Längst ist das traditionelle Hans-Mösli-Turnier des Reitercorps Kleinenbroich weit über die Stadtgrenzen hinaus bekannt - und auch gestern lockte das Event auf dem Reitgelände der Geschwister Klitzen an den Weilerhöfen bei Kleinenbroich wieder rund 500 Besucher. Auf jeden fünften von ihnen kam dabei mindestens ein Pferd: "180 Nachwuchs-Reiter gehen hier an den Start, um fünf verschiedene Prüfungen zu absolvieren", sagt Bertel Peiffer, Vorsitzender des Schützen-Reitercorps, das 1978 von Peter Ahrweiler ins Leben gerufen wurde. Das Reitturnier hat inzwischen große Tradition, zum 37. Mal stiegen gestern begeisterte Hobby-Reiter auf den Sattel und sprangen mit ihren Pferden über unterschiedliche Hindernisse auf dem Turnierplatz.

"Was zählt, ist, dass die Freunde des Reitsports sich austauschen und Kontakte pflegen", sagt Bertel Peiffer, der genau wie sein Bruder Wilfried (zweiter Vorsitzender) zu den vier noch verbliebenen Gründungsmitgliedern des Corps zählt. Viele der Reiter, die an dem Turnier teilnehmen, das nach dem 1999 verstorbenen Turnierreiter Hans Mösli benannt ist, kommen aus der ganzen Region nach Kleinenbroich, um ihr Talent an den Zügeln unter Beweis zu stellen. "Manche der Reiter sind erst sechs oder sieben Jahre alt und lassen sich in der Rubrik ,Frühzügeln' von zwei Richterinnen des Pferdesportverbands Rheinland prüfen; andere springen in der Klasse A über bis zu einen Meter hohe Hindernisse", erzählt der Vorsitzende. Jedes Jahr werde das Event in Eigenregie von den 17 Mitgliedern des Corps organisiert. Rund 60 Sponsoren holten sie zur Finanzierung des Turniers mit ins Boot.

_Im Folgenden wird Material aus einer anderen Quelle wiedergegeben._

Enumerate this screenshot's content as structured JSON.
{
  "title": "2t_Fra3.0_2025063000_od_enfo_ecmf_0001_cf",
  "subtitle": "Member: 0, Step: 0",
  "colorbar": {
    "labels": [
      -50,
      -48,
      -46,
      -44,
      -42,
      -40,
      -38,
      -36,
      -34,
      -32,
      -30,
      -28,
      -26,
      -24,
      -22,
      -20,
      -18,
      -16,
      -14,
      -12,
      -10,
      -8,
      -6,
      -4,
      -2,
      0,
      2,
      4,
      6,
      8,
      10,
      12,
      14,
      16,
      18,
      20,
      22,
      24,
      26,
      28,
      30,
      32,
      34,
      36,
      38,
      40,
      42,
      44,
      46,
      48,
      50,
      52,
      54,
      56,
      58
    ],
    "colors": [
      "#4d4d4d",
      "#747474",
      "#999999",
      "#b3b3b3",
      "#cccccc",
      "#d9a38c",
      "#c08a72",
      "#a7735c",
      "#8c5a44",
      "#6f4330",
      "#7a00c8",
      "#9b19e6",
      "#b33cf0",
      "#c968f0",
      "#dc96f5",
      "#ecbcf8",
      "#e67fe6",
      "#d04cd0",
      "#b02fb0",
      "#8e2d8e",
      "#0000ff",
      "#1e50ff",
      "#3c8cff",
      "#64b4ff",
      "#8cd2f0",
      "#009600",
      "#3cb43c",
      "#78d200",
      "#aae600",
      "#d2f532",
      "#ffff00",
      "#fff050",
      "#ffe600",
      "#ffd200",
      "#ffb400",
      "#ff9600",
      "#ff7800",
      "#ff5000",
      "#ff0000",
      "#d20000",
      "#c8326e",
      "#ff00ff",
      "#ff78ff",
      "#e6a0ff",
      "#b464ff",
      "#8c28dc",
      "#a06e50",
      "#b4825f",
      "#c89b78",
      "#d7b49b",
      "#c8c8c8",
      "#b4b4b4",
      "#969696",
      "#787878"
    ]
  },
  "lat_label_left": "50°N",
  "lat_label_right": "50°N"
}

Auf dem Pferd saß gestern auch die 13 Jahre alte Fabienne Höffken aus Kaarst, die zum dritten Mal am Turnier teilnahm und sich - natürlich standesgemäß in voller Reitermontur - beim Führzügelwettbewerb testen ließ. "Das Turnier ist klasse, auch das Ambiente stimmt", sagte sie bei den Vorbereitungen zum Springen.

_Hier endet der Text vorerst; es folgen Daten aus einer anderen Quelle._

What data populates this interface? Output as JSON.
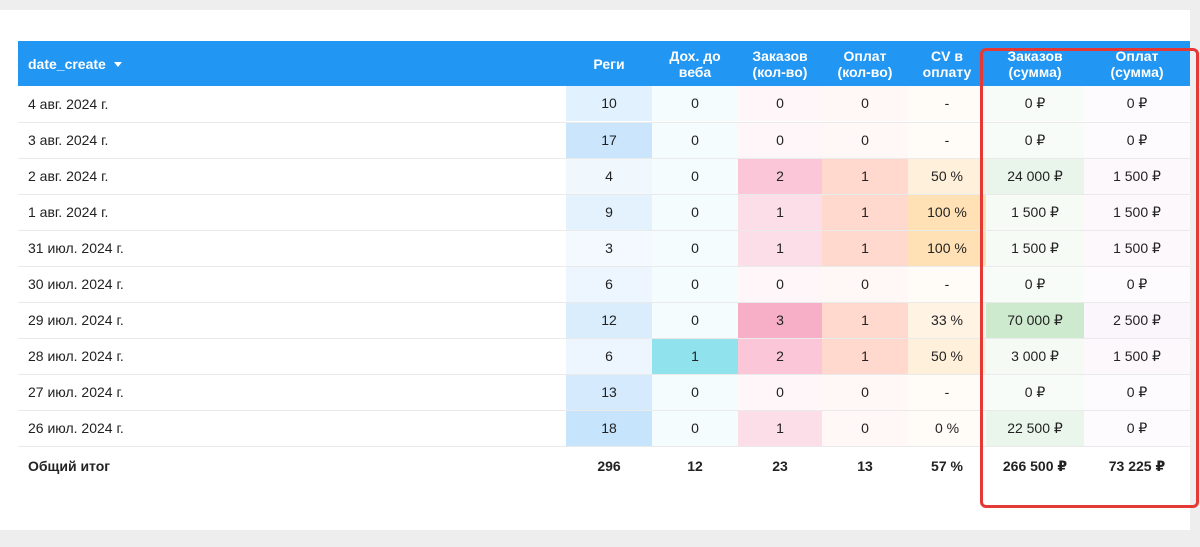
{
  "table": {
    "headers": {
      "date": "date_create",
      "regi": "Реги",
      "dokh": "Дох. до веба",
      "zakazov_kol": "Заказов (кол-во)",
      "oplat_kol": "Оплат (кол-во)",
      "cv": "CV в оплату",
      "zakazov_sum": "Заказов (сумма)",
      "oplat_sum": "Оплат (сумма)"
    },
    "rows": [
      {
        "date": "4 авг. 2024 г.",
        "regi": "10",
        "dokh": "0",
        "zakazov_kol": "0",
        "oplat_kol": "0",
        "cv": "-",
        "zakazov_sum": "0 ₽",
        "oplat_sum": "0 ₽"
      },
      {
        "date": "3 авг. 2024 г.",
        "regi": "17",
        "dokh": "0",
        "zakazov_kol": "0",
        "oplat_kol": "0",
        "cv": "-",
        "zakazov_sum": "0 ₽",
        "oplat_sum": "0 ₽"
      },
      {
        "date": "2 авг. 2024 г.",
        "regi": "4",
        "dokh": "0",
        "zakazov_kol": "2",
        "oplat_kol": "1",
        "cv": "50 %",
        "zakazov_sum": "24 000 ₽",
        "oplat_sum": "1 500 ₽"
      },
      {
        "date": "1 авг. 2024 г.",
        "regi": "9",
        "dokh": "0",
        "zakazov_kol": "1",
        "oplat_kol": "1",
        "cv": "100 %",
        "zakazov_sum": "1 500 ₽",
        "oplat_sum": "1 500 ₽"
      },
      {
        "date": "31 июл. 2024 г.",
        "regi": "3",
        "dokh": "0",
        "zakazov_kol": "1",
        "oplat_kol": "1",
        "cv": "100 %",
        "zakazov_sum": "1 500 ₽",
        "oplat_sum": "1 500 ₽"
      },
      {
        "date": "30 июл. 2024 г.",
        "regi": "6",
        "dokh": "0",
        "zakazov_kol": "0",
        "oplat_kol": "0",
        "cv": "-",
        "zakazov_sum": "0 ₽",
        "oplat_sum": "0 ₽"
      },
      {
        "date": "29 июл. 2024 г.",
        "regi": "12",
        "dokh": "0",
        "zakazov_kol": "3",
        "oplat_kol": "1",
        "cv": "33 %",
        "zakazov_sum": "70 000 ₽",
        "oplat_sum": "2 500 ₽"
      },
      {
        "date": "28 июл. 2024 г.",
        "regi": "6",
        "dokh": "1",
        "zakazov_kol": "2",
        "oplat_kol": "1",
        "cv": "50 %",
        "zakazov_sum": "3 000 ₽",
        "oplat_sum": "1 500 ₽"
      },
      {
        "date": "27 июл. 2024 г.",
        "regi": "13",
        "dokh": "0",
        "zakazov_kol": "0",
        "oplat_kol": "0",
        "cv": "-",
        "zakazov_sum": "0 ₽",
        "oplat_sum": "0 ₽"
      },
      {
        "date": "26 июл. 2024 г.",
        "regi": "18",
        "dokh": "0",
        "zakazov_kol": "1",
        "oplat_kol": "0",
        "cv": "0 %",
        "zakazov_sum": "22 500 ₽",
        "oplat_sum": "0 ₽"
      }
    ],
    "total": {
      "label": "Общий итог",
      "regi": "296",
      "dokh": "12",
      "zakazov_kol": "23",
      "oplat_kol": "13",
      "cv": "57 %",
      "zakazov_sum": "266 500 ₽",
      "oplat_sum": "73 225 ₽"
    }
  },
  "colors": {
    "header_bg": "#2196f3",
    "highlight_border": "#e53935",
    "regi": "#90caf9",
    "dokh": "#4dd0e1",
    "zakazov_kol": "#f06292",
    "oplat_kol": "#ff8a65",
    "cv": "#ffcc80",
    "zakazov_sum": "#81c784",
    "oplat_sum": "#e1bee7"
  },
  "heat": {
    "regi": [
      0.28,
      0.55,
      0.1,
      0.24,
      0.06,
      0.14,
      0.38,
      0.14,
      0.42,
      0.6
    ],
    "dokh": [
      0,
      0,
      0,
      0,
      0,
      0,
      0,
      0.75,
      0,
      0
    ],
    "zakazov_kol": [
      0,
      0,
      0.4,
      0.2,
      0.2,
      0,
      0.6,
      0.4,
      0,
      0.2
    ],
    "oplat_kol": [
      0,
      0,
      0.35,
      0.35,
      0.35,
      0,
      0.35,
      0.35,
      0,
      0
    ],
    "cv": [
      0,
      0,
      0.3,
      0.7,
      0.7,
      0,
      0.2,
      0.3,
      0,
      0
    ],
    "zakazov_sum": [
      0,
      0,
      0.15,
      0.02,
      0.02,
      0,
      0.45,
      0.03,
      0,
      0.14
    ],
    "oplat_sum": [
      0,
      0,
      0.06,
      0.06,
      0.06,
      0,
      0.1,
      0.06,
      0,
      0
    ]
  }
}
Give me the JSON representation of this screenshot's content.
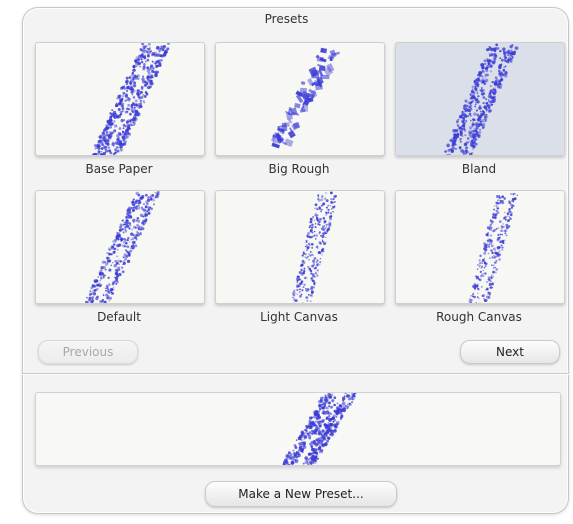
{
  "panel": {
    "title": "Presets",
    "stroke_color": "#3b3bd6",
    "selected_background": "#dadfe9"
  },
  "presets": [
    {
      "label": "Base Paper",
      "selected": false
    },
    {
      "label": "Big Rough",
      "selected": false
    },
    {
      "label": "Bland",
      "selected": true
    },
    {
      "label": "Default",
      "selected": false
    },
    {
      "label": "Light Canvas",
      "selected": false
    },
    {
      "label": "Rough Canvas",
      "selected": false
    }
  ],
  "navigation": {
    "previous_label": "Previous",
    "previous_enabled": false,
    "next_label": "Next",
    "next_enabled": true
  },
  "preview": {
    "icon": "brush-stroke-preview"
  },
  "actions": {
    "make_new_preset_label": "Make a New Preset..."
  }
}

"Früher fand das Turnier mitten im Ort zwischen zwei Supermärkten statt. Heute sind wir dankbar, dass uns die Geschwister Klitzen ihre Hofanlagen und Turnierplätze zur Verfügung stellen", sagt Wilfried Peiffer, der ein positives Fazit zieht. Lediglich die "Jump & Drive"-Show mit einer Kombi aus Reit- und Fahrradparcours musste wegen zu geringer Teilnehmerzahlen ausfallen.